Il destino dei jeans Gas nelle mani di Dea Capital e Claudio Grotto regala il 10 per cento dell'azienda ai dipendenti

VICENZA. «Non abbiamo più niente da perdere, stiamo facendo di tutto per mantenere un’azienda che ha un valore, un piccolo pil da dare al nostro sistema e posti di lavoro da salvaguardare. Noi riteniamo meriti di continuare ad esistere».
Cristiano Eberle, amministratore unico di Grotto Spa detentrice del noto marchio di abbigliamento Gas si emoziona nel raccontare l’azienda che sta cercando di salvare. Il gruppo di Chiuppano di proprietà della famiglia Grotto è appeso alla votazione dei creditori del 20 maggio, primo creditore Dea Capital. Il percorso che ha portato a questa situazione è lungo e complesso ma, se il concordato verrà omologato, vedrà l’ingresso nel capitale dei dipendenti, al momento hanno sottoscritto 60 dei 180 impiegati nell'azienda, un numero destinato a salire. «Claudio Grotto, socio maggioritario al 65%, ha deciso di regalare il 10 per cento del capitale della holding Luna che controlla il 100% di Gas ai dipendenti riuniti in una costituenda cooperativa» spiega Eberle.
Lasciarla fallire e pensare di ricavare più soldi dalla vendita del marchio è una pia illusione, spiega. «In questo periodo non abbiamo licenziato nessuno, i 5 esuberi che c’erano li abbiamo ricollocati comprando un macchinario per produrre mascherine».
Ma a rischiare ci sono anche i dipendenti dell’indotto, dalla fine di Gas rischiano il posto 400 lavoratori in totale. Il destino dell’azienda è tuttavia nelle mani del voto determinate di Dea Capital, che aveva acquisito il debito dell’azienda con altri intenti. Quel debito sarebbe dovuto essere convertito in strumenti partecipativi che avrebbero portato la società finanziaria a diventare azionista di maggioranza, ma l’operazione è stata poi bloccata. Lo stato dell’indebitamento ammonta a 53,7 milioni di euro: di cui 34,5 sono in mano a Dea Capital – acquisiti a dicembre 2017 dalle banche -, 12,7 di Amco e 6,5 milioni fra MPS, Intesa, Unicredit e BPM.
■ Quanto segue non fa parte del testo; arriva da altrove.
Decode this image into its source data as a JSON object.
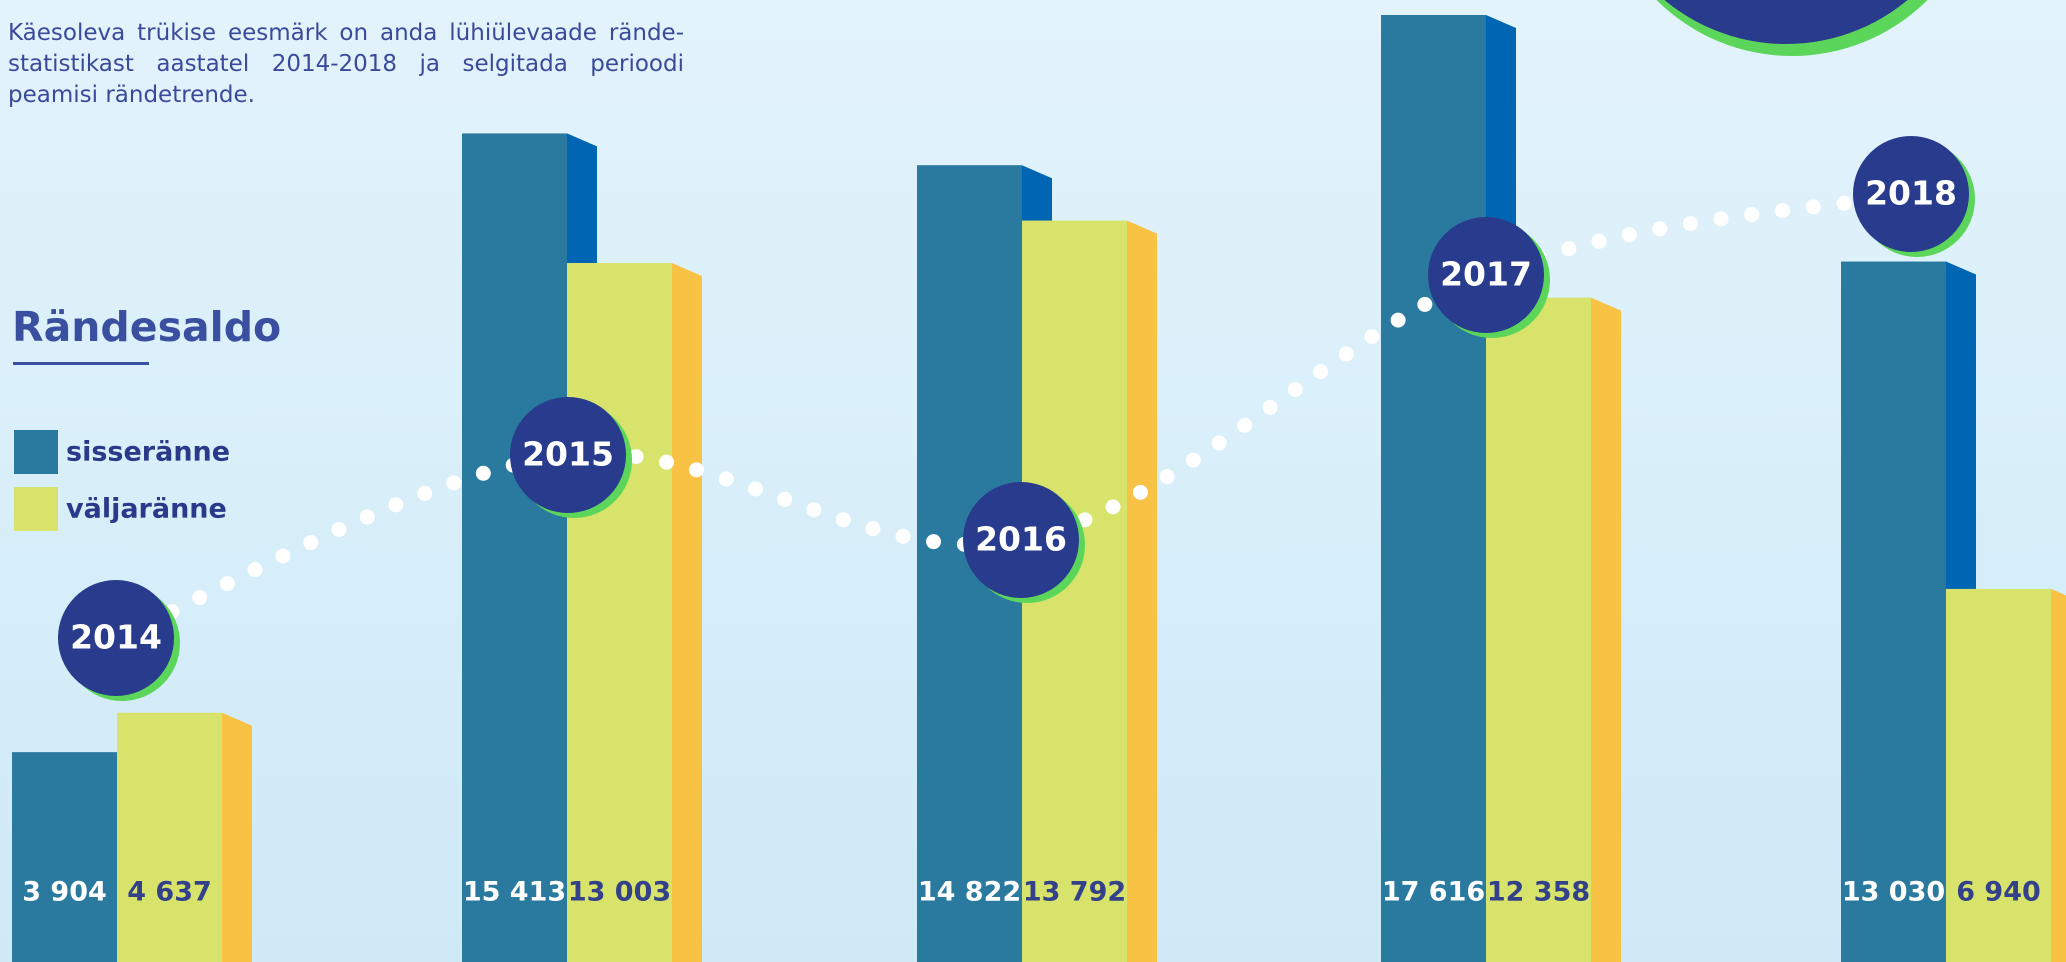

La Grotto ha chiesto l’accesso al concordato prenotativo a novembre 2019. Eberle è arrivato a maggio dello stesso anno. Sotto la sua la guida l’azienda è riuscita a invertire i trend negativi degli ultimi anni, riuscendo a chiudere il 2020 con un fatturato pari a circa 26 milioni di euro, con ebitda superiore a 1,5 milioni e una cassa tra i 6 e i 7 milioni di euro. «Quando sono arrivata questa era un’azienda con 1 milione di liquidità. Noi abbiamo dimostrato, nonostante il periodo pandemico e senza la possibilità di accedere a nessuno degli strumenti di finanziamento con garanzia di stato, essendo noi in concordato, di saper produrre finanza dalla nostra attività».
E questo nonostante la terribile crisi che ha investito il mondo della moda e le aperture a singhiozzo dei negozi. «Tutto quello che era possibile fare lo abbiamo fatto, con una serie di misure per rendere la struttura più efficiente. Stiamo anche aprendo nuovi mercati: Cina, Russia e Usa,e sto parlando di ordini già fatturati. Intendiamo dare al ceto creditorio il massimo grado di soddisfazione, che per ora è prudenziale perché non comprende lo sviluppo internazionale dal quale stiamo avendo dei primi risultati che speriamo di confermare».
Inoltre il nuovo piano concordatario presentato il 4 febbraio scorso ha previsto la deliberazione di una azione di responsabilità. La stessa famiglia Grotto si è “autovotata” l’azione che coinvolge manager, revisori, advisor come Mediobanca e Roland Berger, e amministratori dal 2010 al 2018 per l’inefficacia manifesta delle condotte volte a risanare l’azienda.